What the Dutch government and opinion leaders wanted to achieve with all this is clear to see. They wanted to break any contact between the Islamic State Al Khilafah and ban the idea of the Caliphate from the minds of the Indonesian Muslims.

Conclusion: Was the Indonesian resistance against Dutch colonialism nationalistic, or Islamic?

Obviously, there is a big difference between the Indonesian resistance against Dutch colonialism as is described in today’s history books; and the same resistance as it is described in the newspapers of those days. And this difference means the tempu dulu of the history books never really existed; and the “occasional nationalistic resistance” is nothing but a myth.

The truth about the Indonesian resistance against Dutch colonialism is found in the newspapers of those days. And they describe the resistance as being massive, inspired by Islam, and aim for reunification of the Indonesian Muslim land with the orher Muslim lands within the Caliphate.

“The Hajj to Mekka en her importance to our Eastern province”, an article in the newspaper Het Vaderland, November 11th, 1938

The analyses in the Dutch newspapers of the destruction of the Caliphate further prove this. After the destruction of the Islamic State the lands of the Muslims were further broken up into separate entities. The area of the Hejaaz came under the rule of the Al Saud family, whose appearance was indeed Islamic but whose contents was not. According a former Dutch consul in Jeddah, a mister Van der Meulen, the consequence of all this was that the Hajj needn’t be considered a threat to the Dutch rule in Indonesia any longer, after it had been designated as the number one threat for close to a century. Mister Van der Meulen set out his views during a gathering of the Indonesian Organization[5] in 1938. He said, according to the newspaper Het Vaderland: “De Hajj to Mekka, under the present conditions, with a king of Al Saud who fights against pan-Islamist and communist actions, en who is open about his appreciation of our rule in Indonesia, is no longer a threat to our rule”. And this can be understood as meaning only one thing. And that is that the strong bond between the Islamic State Al Khilafa and the Muslims of Indonesia had al along between the real problem for Dutch colonialism. Only because of this bond the Hajj had been considered a fundamental issue. And without that bond the Hajj was no longer an issue. That is why The Netherlands too was more than pleased when in 1924 the Islamic State Al Khilafah was destroyed by its fellow colonialists, Great-Britain and France.

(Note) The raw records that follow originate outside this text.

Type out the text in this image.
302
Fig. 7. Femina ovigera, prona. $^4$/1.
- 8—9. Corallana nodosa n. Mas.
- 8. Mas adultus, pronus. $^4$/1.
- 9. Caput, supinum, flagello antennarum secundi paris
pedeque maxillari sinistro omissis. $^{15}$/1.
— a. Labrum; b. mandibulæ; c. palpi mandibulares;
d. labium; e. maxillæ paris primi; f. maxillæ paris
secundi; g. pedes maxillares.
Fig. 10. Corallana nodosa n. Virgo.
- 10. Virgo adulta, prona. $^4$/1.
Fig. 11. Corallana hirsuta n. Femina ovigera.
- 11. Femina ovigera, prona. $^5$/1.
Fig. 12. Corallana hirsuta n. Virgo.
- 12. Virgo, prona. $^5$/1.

Other Parts of this Article

The Caliphate in the Dutch media: The resistance against Dutch colonialism in Indonesia – Part 1

The Caliphate in the Dutch media: The resistance against Dutch colonialism in Indonesia – Part 2


[1] Indonesian for small mosque, prayer room.

[2] Indonesian for small village.

[3] Indonesian for village.

[4] The languages of the major tribes in Indonesia.

[5] This organization was what today would be called a “think tank”. It advised the government on policy issues related to Indonesia.